Geeky DST Reflections

I hope all our American readers remembered to make the Great Leap Forward on their clocks this morn. If you'd like to read an amusing essay on the topic, Joel Achenbach is your man:

Daylight saving time is here already, weeks ahead of the normal schedule, rousting us from bed, speeding up an already accelerated existence. By government edict, the sun does not rise when it should, and you must emerge from your comfy bed in predawn darkness. The moment when the clocks move forward by an hour has been moved back by nearly a month. Forward: back. Confused? Temporally discombobulated? Can you honestly say what time it is "right now"?

I can, of course, because I am a Linux geek, and the patch that fixed our timezone settings to reflect the new date for the shift was issued last March. While there's been quite a bit of frustration among my peers stuck with less well-designed operating systems …

"This is INSANE. I buy a standard product for 2500 bucks and then I get a note telling me to update it for a problem known for a couple years. And the patch screws up my system. How long will my appointments be shifted? For three weeks now and two weeks at the end of "old" dst?," a post from customer on the Microsoft DST chat said.

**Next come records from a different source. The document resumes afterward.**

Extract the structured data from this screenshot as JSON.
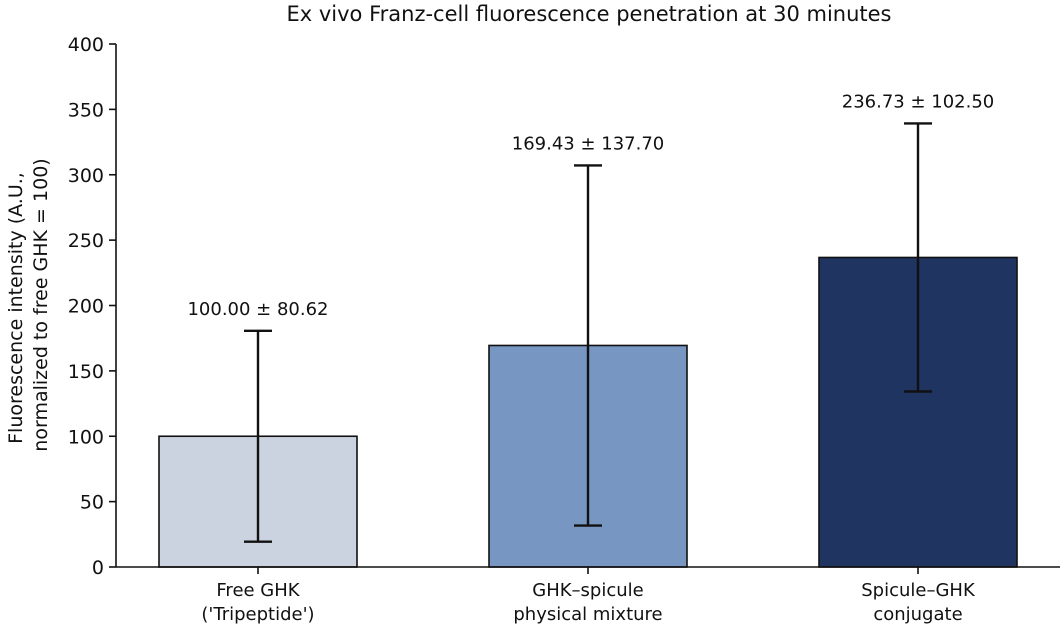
{
  "chart_data": {
    "type": "bar",
    "title": "Ex vivo Franz-cell fluorescence penetration at 30 minutes",
    "ylabel": [
      "Fluorescence intensity (A.U.,",
      "normalized to free GHK = 100)"
    ],
    "xlabel": "",
    "ylim": [
      0,
      400
    ],
    "yticks": [
      0,
      50,
      100,
      150,
      200,
      250,
      300,
      350,
      400
    ],
    "categories": [
      [
        "Free GHK",
        "('Tripeptide')"
      ],
      [
        "GHK–spicule",
        "physical mixture"
      ],
      [
        "Spicule–GHK",
        "conjugate"
      ]
    ],
    "values": [
      100.0,
      169.43,
      236.73
    ],
    "errors": [
      80.62,
      137.7,
      102.5
    ],
    "value_labels": [
      "100.00 ± 80.62",
      "169.43 ± 137.70",
      "236.73 ± 102.50"
    ],
    "colors": [
      "#cbd3e1",
      "#7896c2",
      "#1f3461"
    ],
    "grid": false,
    "legend": "none"
  }
}
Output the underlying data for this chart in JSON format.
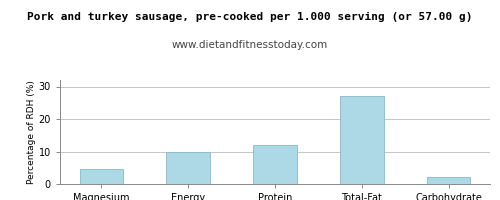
{
  "title": "Pork and turkey sausage, pre-cooked per 1.000 serving (or 57.00 g)",
  "subtitle": "www.dietandfitnesstoday.com",
  "categories": [
    "Magnesium",
    "Energy",
    "Protein",
    "Total-Fat",
    "Carbohydrate"
  ],
  "values": [
    4.5,
    10.0,
    12.0,
    27.0,
    2.2
  ],
  "bar_color": "#add8e6",
  "bar_edge_color": "#88b8cc",
  "ylabel": "Percentage of RDH (%)",
  "ylim": [
    0,
    32
  ],
  "yticks": [
    0,
    10,
    20,
    30
  ],
  "background_color": "#ffffff",
  "plot_bg_color": "#ffffff",
  "grid_color": "#bbbbbb",
  "title_fontsize": 8.0,
  "subtitle_fontsize": 7.5,
  "tick_fontsize": 7.0,
  "ylabel_fontsize": 6.5,
  "border_color": "#888888",
  "title_font": "monospace",
  "subtitle_font": "sans-serif"
}
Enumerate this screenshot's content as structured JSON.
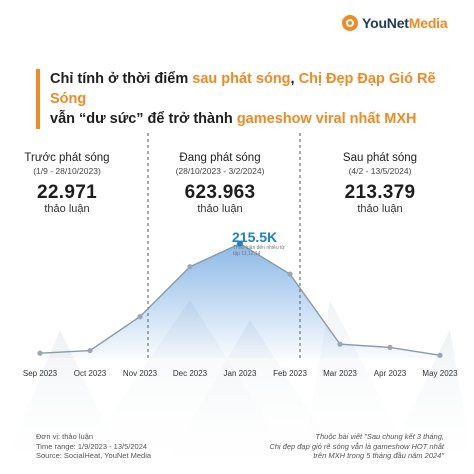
{
  "brand": {
    "name_main": "YouNet",
    "name_accent": "Media"
  },
  "headline": {
    "line1_a": "Chỉ tính ở thời điểm ",
    "line1_b": "sau phát sóng",
    "line1_c": ", ",
    "line1_d": "Chị Đẹp Đạp Gió Rẽ Sóng",
    "line2_a": "vẫn “dư sức” để trở thành ",
    "line2_b": "gameshow viral nhất MXH"
  },
  "colors": {
    "accent": "#f08a24",
    "line": "#8c9aa8",
    "peak": "#1d7fd0",
    "area_top": "#2f7fd4"
  },
  "periods": [
    {
      "title": "Trước phát sóng",
      "range": "(1/9 - 28/10/2023)",
      "value": "22.971",
      "unit": "thảo luận"
    },
    {
      "title": "Đang phát sóng",
      "range": "(28/10/2023 - 3/2/2024)",
      "value": "623.963",
      "unit": "thảo luận"
    },
    {
      "title": "Sau phát sóng",
      "range": "(4/2 - 13/5/2024)",
      "value": "213.379",
      "unit": "thảo luận"
    }
  ],
  "peak": {
    "value_label": "215.5K",
    "note": "Thảo luận đến nhiều từ tập 11,12,14"
  },
  "chart_data": {
    "type": "line",
    "title": "",
    "xlabel": "",
    "ylabel": "",
    "categories": [
      "Sep 2023",
      "Oct 2023",
      "Nov 2023",
      "Dec 2023",
      "Jan 2023",
      "Feb 2023",
      "Mar 2023",
      "Apr 2023",
      "May 2023"
    ],
    "series": [
      {
        "values": [
          9000,
          14000,
          78000,
          172000,
          215500,
          158000,
          26000,
          20000,
          5000
        ]
      }
    ],
    "ylim": [
      0,
      260000
    ],
    "grid": false,
    "annotations": [
      "215.5K"
    ]
  },
  "footer": {
    "left_lines": [
      "Đơn vị: thảo luận",
      "Time range: 1/9/2023 - 13/5/2024",
      "Source: SocialHeat, YouNet Media"
    ],
    "right_lines": [
      "Thuộc bài viết \"Sau chung kết 3 tháng,",
      "Chị đẹp đạp gió rẽ sóng vẫn là gameshow HOT nhất",
      "trên MXH trong 5 tháng đầu năm 2024\""
    ]
  }
}
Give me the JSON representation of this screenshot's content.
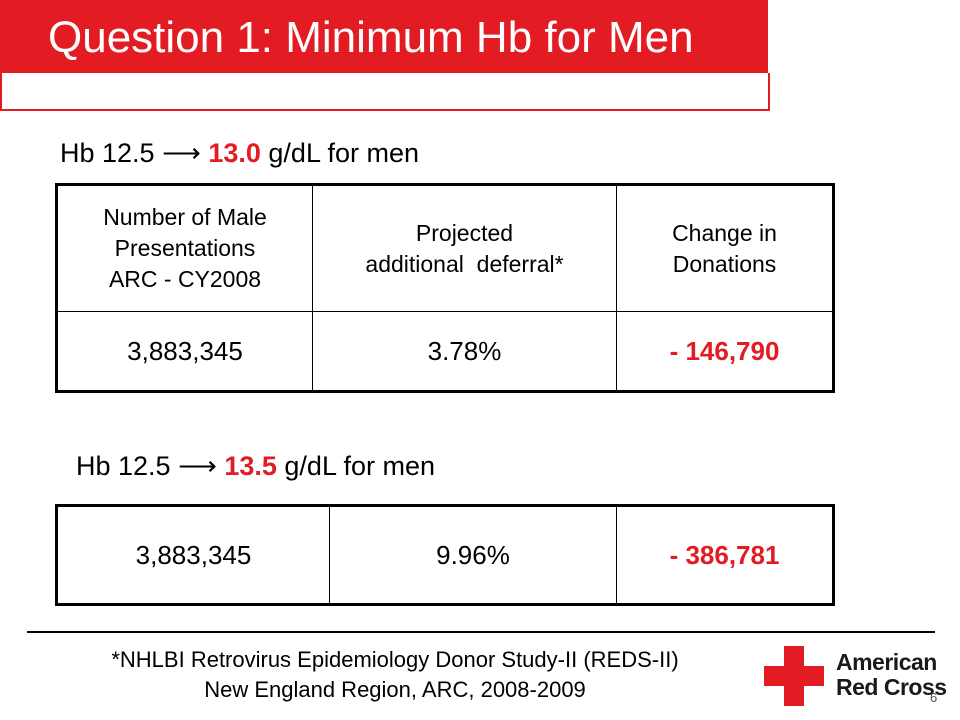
{
  "slide": {
    "title": "Question 1: Minimum Hb for Men",
    "page_number": "6"
  },
  "scenario1": {
    "prefix": "Hb 12.5",
    "arrow": "⟶",
    "value": "13.0",
    "suffix": "g/dL for men"
  },
  "scenario2": {
    "prefix": "Hb 12.5",
    "arrow": "⟶",
    "value": "13.5",
    "suffix": "g/dL for men"
  },
  "table1": {
    "headers": [
      [
        "Number of Male",
        "Presentations",
        "ARC - CY2008"
      ],
      [
        "Projected",
        "additional  deferral*"
      ],
      [
        "Change in",
        "Donations"
      ]
    ],
    "row": [
      "3,883,345",
      "3.78%",
      "- 146,790"
    ]
  },
  "table2": {
    "row": [
      "3,883,345",
      "9.96%",
      "- 386,781"
    ]
  },
  "footnote": {
    "line1": "*NHLBI Retrovirus Epidemiology Donor Study-II (REDS-II)",
    "line2": "New England Region, ARC, 2008-2009"
  },
  "logo": {
    "line1": "American",
    "line2": "Red Cross",
    "color": "#e31b23"
  },
  "colors": {
    "accent": "#e31b23"
  }
}
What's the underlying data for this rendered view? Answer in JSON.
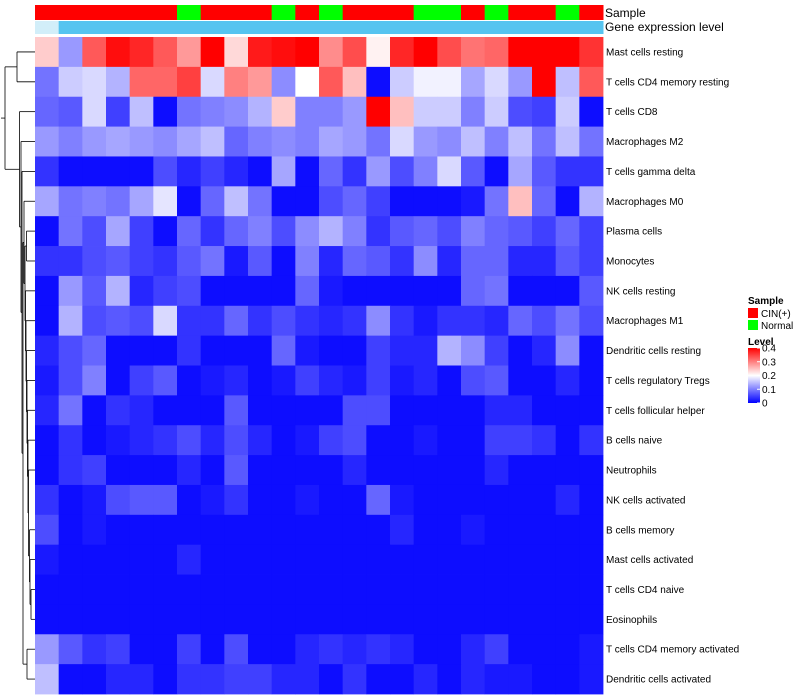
{
  "chart_data": {
    "type": "heatmap",
    "title": "",
    "colors": {
      "low": "#0000ff",
      "mid": "#ffffff",
      "high": "#ff0000",
      "cin": "#ff0000",
      "normal": "#00ff00",
      "gene_track": "#56c4f0",
      "gene_track_first": "#d2eef9",
      "dendrogram": "#000000"
    },
    "tracks": {
      "sample_label": "Sample",
      "gene_label": "Gene expression level"
    },
    "samples": [
      "CIN(+)",
      "CIN(+)",
      "CIN(+)",
      "CIN(+)",
      "CIN(+)",
      "CIN(+)",
      "Normal",
      "CIN(+)",
      "CIN(+)",
      "CIN(+)",
      "Normal",
      "CIN(+)",
      "Normal",
      "CIN(+)",
      "CIN(+)",
      "CIN(+)",
      "Normal",
      "Normal",
      "CIN(+)",
      "Normal",
      "CIN(+)",
      "CIN(+)",
      "Normal",
      "CIN(+)"
    ],
    "rows": [
      "Mast cells resting",
      "T cells CD4 memory resting",
      "T cells CD8",
      "Macrophages M2",
      "T cells gamma delta",
      "Macrophages M0",
      "Plasma cells",
      "Monocytes",
      "NK cells resting",
      "Macrophages M1",
      "Dendritic cells resting",
      "T cells regulatory  Tregs",
      "T cells follicular helper",
      "B cells naive",
      "Neutrophils",
      "NK cells activated",
      "B cells memory",
      "Mast cells activated",
      "T cells CD4 naive",
      "Eosinophils",
      "T cells CD4 memory activated",
      "Dendritic cells activated"
    ],
    "values": [
      [
        0.24,
        0.12,
        0.33,
        0.39,
        0.37,
        0.33,
        0.28,
        0.4,
        0.23,
        0.38,
        0.39,
        0.4,
        0.29,
        0.34,
        0.21,
        0.37,
        0.4,
        0.34,
        0.31,
        0.32,
        0.4,
        0.4,
        0.4,
        0.36
      ],
      [
        0.09,
        0.16,
        0.17,
        0.14,
        0.32,
        0.32,
        0.35,
        0.17,
        0.3,
        0.28,
        0.11,
        0.2,
        0.33,
        0.25,
        0.01,
        0.16,
        0.19,
        0.19,
        0.13,
        0.17,
        0.12,
        0.4,
        0.15,
        0.33
      ],
      [
        0.08,
        0.07,
        0.17,
        0.05,
        0.15,
        0.01,
        0.09,
        0.1,
        0.11,
        0.14,
        0.24,
        0.1,
        0.1,
        0.12,
        0.4,
        0.25,
        0.16,
        0.16,
        0.1,
        0.16,
        0.06,
        0.05,
        0.16,
        0.01
      ],
      [
        0.12,
        0.1,
        0.12,
        0.13,
        0.12,
        0.11,
        0.13,
        0.15,
        0.08,
        0.1,
        0.11,
        0.1,
        0.13,
        0.12,
        0.09,
        0.17,
        0.12,
        0.11,
        0.15,
        0.1,
        0.15,
        0.09,
        0.15,
        0.09
      ],
      [
        0.04,
        0.01,
        0.01,
        0.01,
        0.01,
        0.06,
        0.03,
        0.05,
        0.03,
        0.01,
        0.13,
        0.01,
        0.08,
        0.04,
        0.12,
        0.06,
        0.1,
        0.17,
        0.07,
        0.01,
        0.13,
        0.07,
        0.04,
        0.04
      ],
      [
        0.13,
        0.09,
        0.1,
        0.09,
        0.13,
        0.18,
        0.01,
        0.08,
        0.15,
        0.09,
        0.01,
        0.01,
        0.06,
        0.08,
        0.05,
        0.01,
        0.01,
        0.01,
        0.02,
        0.09,
        0.25,
        0.08,
        0.01,
        0.14
      ],
      [
        0.01,
        0.09,
        0.06,
        0.13,
        0.05,
        0.01,
        0.08,
        0.04,
        0.08,
        0.1,
        0.06,
        0.11,
        0.14,
        0.1,
        0.04,
        0.07,
        0.08,
        0.06,
        0.1,
        0.08,
        0.07,
        0.05,
        0.08,
        0.05
      ],
      [
        0.04,
        0.04,
        0.06,
        0.07,
        0.05,
        0.04,
        0.07,
        0.09,
        0.02,
        0.07,
        0.01,
        0.1,
        0.03,
        0.08,
        0.07,
        0.04,
        0.11,
        0.03,
        0.08,
        0.08,
        0.03,
        0.03,
        0.07,
        0.05
      ],
      [
        0.01,
        0.12,
        0.07,
        0.14,
        0.03,
        0.05,
        0.06,
        0.01,
        0.01,
        0.01,
        0.01,
        0.08,
        0.02,
        0.01,
        0.01,
        0.01,
        0.01,
        0.01,
        0.08,
        0.09,
        0.01,
        0.01,
        0.01,
        0.07
      ],
      [
        0.01,
        0.14,
        0.06,
        0.07,
        0.06,
        0.17,
        0.04,
        0.04,
        0.08,
        0.04,
        0.06,
        0.04,
        0.03,
        0.04,
        0.11,
        0.04,
        0.02,
        0.04,
        0.04,
        0.03,
        0.08,
        0.06,
        0.09,
        0.06
      ],
      [
        0.03,
        0.06,
        0.08,
        0.01,
        0.01,
        0.01,
        0.04,
        0.01,
        0.01,
        0.01,
        0.08,
        0.02,
        0.01,
        0.01,
        0.05,
        0.03,
        0.03,
        0.14,
        0.11,
        0.05,
        0.01,
        0.03,
        0.11,
        0.01
      ],
      [
        0.02,
        0.06,
        0.1,
        0.01,
        0.05,
        0.07,
        0.01,
        0.02,
        0.03,
        0.01,
        0.02,
        0.05,
        0.03,
        0.02,
        0.05,
        0.02,
        0.03,
        0.01,
        0.06,
        0.07,
        0.01,
        0.01,
        0.03,
        0.01
      ],
      [
        0.03,
        0.09,
        0.01,
        0.04,
        0.03,
        0.01,
        0.01,
        0.01,
        0.07,
        0.01,
        0.01,
        0.01,
        0.01,
        0.06,
        0.06,
        0.01,
        0.01,
        0.01,
        0.01,
        0.03,
        0.03,
        0.01,
        0.01,
        0.01
      ],
      [
        0.01,
        0.04,
        0.01,
        0.02,
        0.03,
        0.04,
        0.06,
        0.03,
        0.06,
        0.03,
        0.01,
        0.02,
        0.05,
        0.06,
        0.01,
        0.01,
        0.02,
        0.01,
        0.01,
        0.05,
        0.05,
        0.04,
        0.01,
        0.04
      ],
      [
        0.01,
        0.04,
        0.05,
        0.01,
        0.01,
        0.01,
        0.03,
        0.01,
        0.07,
        0.01,
        0.01,
        0.01,
        0.01,
        0.03,
        0.01,
        0.01,
        0.01,
        0.01,
        0.01,
        0.03,
        0.01,
        0.01,
        0.01,
        0.01
      ],
      [
        0.04,
        0.01,
        0.02,
        0.06,
        0.07,
        0.07,
        0.01,
        0.02,
        0.04,
        0.01,
        0.01,
        0.02,
        0.01,
        0.01,
        0.08,
        0.02,
        0.01,
        0.01,
        0.01,
        0.01,
        0.01,
        0.01,
        0.03,
        0.01
      ],
      [
        0.06,
        0.01,
        0.02,
        0.01,
        0.01,
        0.01,
        0.01,
        0.01,
        0.01,
        0.01,
        0.01,
        0.01,
        0.01,
        0.01,
        0.01,
        0.03,
        0.01,
        0.01,
        0.02,
        0.01,
        0.01,
        0.01,
        0.01,
        0.01
      ],
      [
        0.02,
        0.01,
        0.01,
        0.01,
        0.01,
        0.01,
        0.03,
        0.01,
        0.01,
        0.01,
        0.01,
        0.01,
        0.01,
        0.01,
        0.01,
        0.01,
        0.01,
        0.01,
        0.01,
        0.01,
        0.01,
        0.01,
        0.01,
        0.01
      ],
      [
        0.01,
        0.01,
        0.01,
        0.01,
        0.01,
        0.01,
        0.01,
        0.01,
        0.01,
        0.01,
        0.01,
        0.01,
        0.01,
        0.01,
        0.01,
        0.01,
        0.01,
        0.01,
        0.01,
        0.01,
        0.01,
        0.01,
        0.01,
        0.01
      ],
      [
        0.01,
        0.01,
        0.01,
        0.01,
        0.01,
        0.01,
        0.01,
        0.01,
        0.01,
        0.01,
        0.01,
        0.01,
        0.01,
        0.01,
        0.01,
        0.01,
        0.01,
        0.01,
        0.01,
        0.01,
        0.01,
        0.01,
        0.01,
        0.01
      ],
      [
        0.12,
        0.07,
        0.04,
        0.05,
        0.01,
        0.01,
        0.05,
        0.01,
        0.06,
        0.01,
        0.01,
        0.03,
        0.04,
        0.03,
        0.04,
        0.03,
        0.01,
        0.01,
        0.03,
        0.05,
        0.01,
        0.01,
        0.01,
        0.02
      ],
      [
        0.15,
        0.01,
        0.01,
        0.03,
        0.03,
        0.01,
        0.04,
        0.04,
        0.05,
        0.05,
        0.03,
        0.03,
        0.01,
        0.04,
        0.01,
        0.01,
        0.03,
        0.01,
        0.03,
        0.02,
        0.02,
        0.01,
        0.01,
        0.02
      ]
    ],
    "legend": {
      "sample_title": "Sample",
      "sample_items": [
        {
          "label": "CIN(+)",
          "color": "#ff0000"
        },
        {
          "label": "Normal",
          "color": "#00ff00"
        }
      ],
      "level_title": "Level",
      "level_range": [
        0,
        0.4
      ],
      "level_ticks": [
        {
          "value": 0.4,
          "label": "0.4"
        },
        {
          "value": 0.3,
          "label": "0.3"
        },
        {
          "value": 0.2,
          "label": "0.2"
        },
        {
          "value": 0.1,
          "label": "0.1"
        },
        {
          "value": 0,
          "label": "0"
        }
      ]
    }
  }
}
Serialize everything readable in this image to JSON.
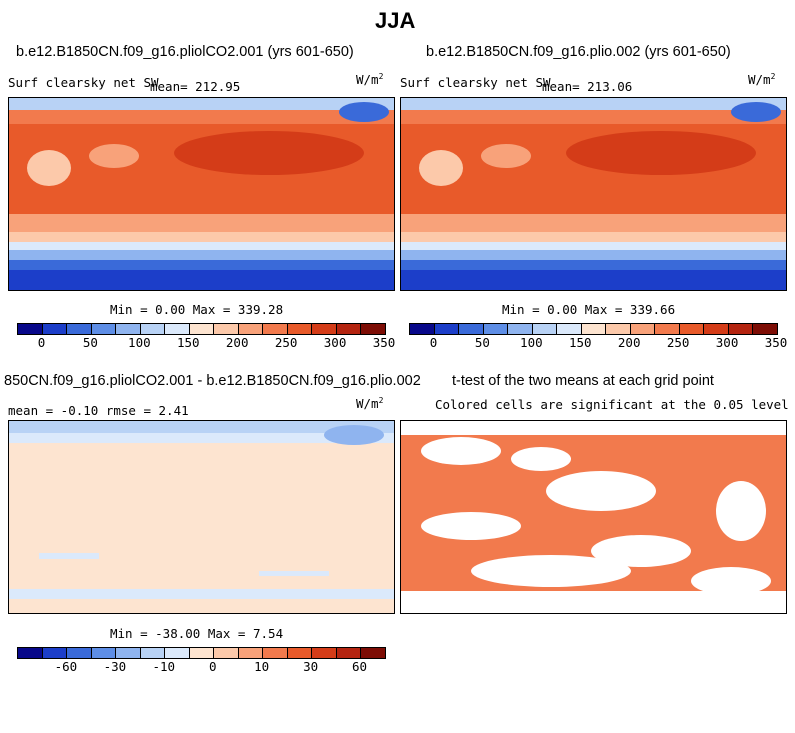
{
  "figure_title": "JJA",
  "panels": [
    {
      "id": "case1",
      "title": "b.e12.B1850CN.f09_g16.pliolCO2.001 (yrs 601-650)",
      "left_label": "Surf clearsky net SW",
      "stat_label": "mean= 212.95",
      "unit": "W/m",
      "unit_exp": "2",
      "minmax": "Min =   0.00 Max = 339.28"
    },
    {
      "id": "case2",
      "title": "b.e12.B1850CN.f09_g16.plio.002 (yrs 601-650)",
      "left_label": "Surf clearsky net SW",
      "stat_label": "mean= 213.06",
      "unit": "W/m",
      "unit_exp": "2",
      "minmax": "Min =   0.00 Max = 339.66"
    },
    {
      "id": "diff",
      "title": "850CN.f09_g16.pliolCO2.001 - b.e12.B1850CN.f09_g16.plio.002",
      "stat_label": "mean =  -0.10     rmse =    2.41",
      "unit": "W/m",
      "unit_exp": "2",
      "minmax": "Min = -38.00 Max =   7.54"
    },
    {
      "id": "ttest",
      "title": "t-test of the two means at each grid point",
      "subtitle": "Colored cells are significant at the 0.05 level"
    }
  ],
  "colorbars": {
    "absolute": {
      "colors": [
        "#08088a",
        "#1c3ec9",
        "#3a6ad9",
        "#5e8ee6",
        "#8fb4ef",
        "#b8d2f5",
        "#dbe9fb",
        "#fde4d0",
        "#fcc9aa",
        "#f8a27a",
        "#f27a4d",
        "#e85a2a",
        "#d43c18",
        "#b42410",
        "#7d0d05"
      ],
      "ticks": [
        "0",
        "50",
        "100",
        "150",
        "200",
        "250",
        "300",
        "350"
      ]
    },
    "difference": {
      "colors": [
        "#08088a",
        "#1c3ec9",
        "#3a6ad9",
        "#5e8ee6",
        "#8fb4ef",
        "#b8d2f5",
        "#dbe9fb",
        "#fde4d0",
        "#fcc9aa",
        "#f8a27a",
        "#f27a4d",
        "#e85a2a",
        "#d43c18",
        "#b42410",
        "#7d0d05"
      ],
      "ticks": [
        "-60",
        "-30",
        "-10",
        "0",
        "10",
        "30",
        "60"
      ]
    }
  },
  "chart_data": [
    {
      "type": "heatmap",
      "panel": "case1",
      "variable": "Surf clearsky net SW",
      "units": "W/m2",
      "mean": 212.95,
      "min": 0.0,
      "max": 339.28,
      "colorbar_ticks": [
        0,
        50,
        100,
        150,
        200,
        250,
        300,
        350
      ]
    },
    {
      "type": "heatmap",
      "panel": "case2",
      "variable": "Surf clearsky net SW",
      "units": "W/m2",
      "mean": 213.06,
      "min": 0.0,
      "max": 339.66,
      "colorbar_ticks": [
        0,
        50,
        100,
        150,
        200,
        250,
        300,
        350
      ]
    },
    {
      "type": "heatmap",
      "panel": "diff",
      "units": "W/m2",
      "mean": -0.1,
      "rmse": 2.41,
      "min": -38.0,
      "max": 7.54,
      "colorbar_ticks": [
        -60,
        -30,
        -10,
        0,
        10,
        30,
        60
      ]
    },
    {
      "type": "heatmap",
      "panel": "ttest",
      "significance_level": 0.05,
      "significant_color": "#f27a4d"
    }
  ]
}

(<schadenfreude>heh</schadenfreude>) I've been able to ignore the hassle. (I'd say "Thanks, Linus!" but in fact Linux inherited its sensible design in this area from old-school Unix.)

What really impressed me was my watch, a Casio with (what they call) "Waveceptor" technology. I was prepared to have to kick it into DST mode, a trick that involves multiple button presses, incantations, and (often) breaking out the reading glasses to peruse the 3-point type in the manual.

But no! This morning, the watch had done its usual early-AM listen to WWVB in Fort Collins, Colorado, and (apparently) WWVB told it to do the switchover. The watch seemed proud of itself, perhaps even veering into smugness. (I'd have probably known about this behavior if I'd read the entire 3-point type manual.)

(True geeks will really want to check out that WWVB link, by the way. Those NIST guys are really smart.)